Hondas fehlende PS liegen nicht in der Schublade

Von Ivo Schützbach
Superbike-WM
Leon Camier

Leon Camier

«Mit mehr Motorleistung hätte ich Ducati und Aprilia in Brünn schlagen können», ist Hondas Superbike-Ass Leon Camier überzeugt. Der Engländer glaubt, dass mit einer Motorausbaustufe große Fortschritte möglich sind.
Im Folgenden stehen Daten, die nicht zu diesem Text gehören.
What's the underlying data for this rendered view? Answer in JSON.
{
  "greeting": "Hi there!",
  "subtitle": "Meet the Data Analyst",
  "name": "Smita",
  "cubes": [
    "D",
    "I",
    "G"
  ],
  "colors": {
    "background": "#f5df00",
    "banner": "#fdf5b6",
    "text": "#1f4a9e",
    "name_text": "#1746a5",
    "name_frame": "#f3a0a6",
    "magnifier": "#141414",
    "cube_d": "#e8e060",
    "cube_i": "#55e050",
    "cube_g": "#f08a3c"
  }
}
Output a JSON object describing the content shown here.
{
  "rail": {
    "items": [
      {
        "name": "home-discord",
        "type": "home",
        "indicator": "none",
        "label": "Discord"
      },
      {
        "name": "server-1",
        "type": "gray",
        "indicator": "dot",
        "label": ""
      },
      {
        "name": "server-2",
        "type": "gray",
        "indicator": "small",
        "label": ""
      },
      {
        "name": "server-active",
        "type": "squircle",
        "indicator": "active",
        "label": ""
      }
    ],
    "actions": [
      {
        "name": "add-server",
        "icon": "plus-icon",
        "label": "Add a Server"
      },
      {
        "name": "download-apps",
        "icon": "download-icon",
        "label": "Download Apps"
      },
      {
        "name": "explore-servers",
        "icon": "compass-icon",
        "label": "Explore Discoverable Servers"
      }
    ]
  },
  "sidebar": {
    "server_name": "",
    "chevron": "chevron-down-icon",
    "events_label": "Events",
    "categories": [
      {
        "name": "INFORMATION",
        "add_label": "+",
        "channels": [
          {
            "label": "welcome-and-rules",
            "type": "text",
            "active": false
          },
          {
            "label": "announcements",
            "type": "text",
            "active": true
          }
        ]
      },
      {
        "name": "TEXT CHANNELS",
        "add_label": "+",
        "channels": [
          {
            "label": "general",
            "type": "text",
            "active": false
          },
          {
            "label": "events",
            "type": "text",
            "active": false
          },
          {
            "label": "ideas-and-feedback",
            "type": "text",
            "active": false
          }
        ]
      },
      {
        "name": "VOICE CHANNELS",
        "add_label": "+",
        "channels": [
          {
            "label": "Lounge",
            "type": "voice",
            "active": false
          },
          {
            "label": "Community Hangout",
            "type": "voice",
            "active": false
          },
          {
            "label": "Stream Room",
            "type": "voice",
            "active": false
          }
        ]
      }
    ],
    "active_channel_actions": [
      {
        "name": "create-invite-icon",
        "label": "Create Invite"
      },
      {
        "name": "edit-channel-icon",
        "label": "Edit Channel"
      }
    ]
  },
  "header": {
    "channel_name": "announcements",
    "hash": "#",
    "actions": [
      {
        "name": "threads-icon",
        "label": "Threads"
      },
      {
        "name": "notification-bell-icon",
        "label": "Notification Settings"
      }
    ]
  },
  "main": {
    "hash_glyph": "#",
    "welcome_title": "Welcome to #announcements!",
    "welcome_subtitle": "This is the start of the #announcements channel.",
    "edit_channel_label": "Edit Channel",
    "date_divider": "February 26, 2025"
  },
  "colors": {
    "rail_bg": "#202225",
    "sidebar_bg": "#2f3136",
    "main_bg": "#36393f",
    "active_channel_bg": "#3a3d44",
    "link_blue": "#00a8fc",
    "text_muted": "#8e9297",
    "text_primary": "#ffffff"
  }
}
Für die Rennen in Donington Park Ende Mai brachte Honda eine Motorausbaustufe, ohne die seit Mitte April erlaubten Konzessionsteile zu verwenden. «Wir sind mit diesen Teilen noch nicht soweit, versuchen aber, sie dieses Jahr zu bringen», sagte Chris Pike, Manager von Honda Motor Europe für die Superbike-WM, gegenüber SPEEDWEEK.com. «Unser normales Entwicklungsprogramm läuft weiter, es ist nicht so, dass wir irgendwo Teile in der Schublade haben, die viel besser sind.»

Honda legte das Hauptaugenmerk in der bisherigen Saison auf die Entwicklung der Elektronik, erst zum Europa-Auftakt Mitte April stellte das Red-Bull-Team von Cosworth auf Magneti Marelli um.

Inzwischen bezeichnet Leon Camier als mit Abstand schnellster Honda-Pilot die Funktionsweise der Elektronik als tadellos, jetzt wünscht sich der Engländer, dass verstärkt nach Motorleistung gesucht wird.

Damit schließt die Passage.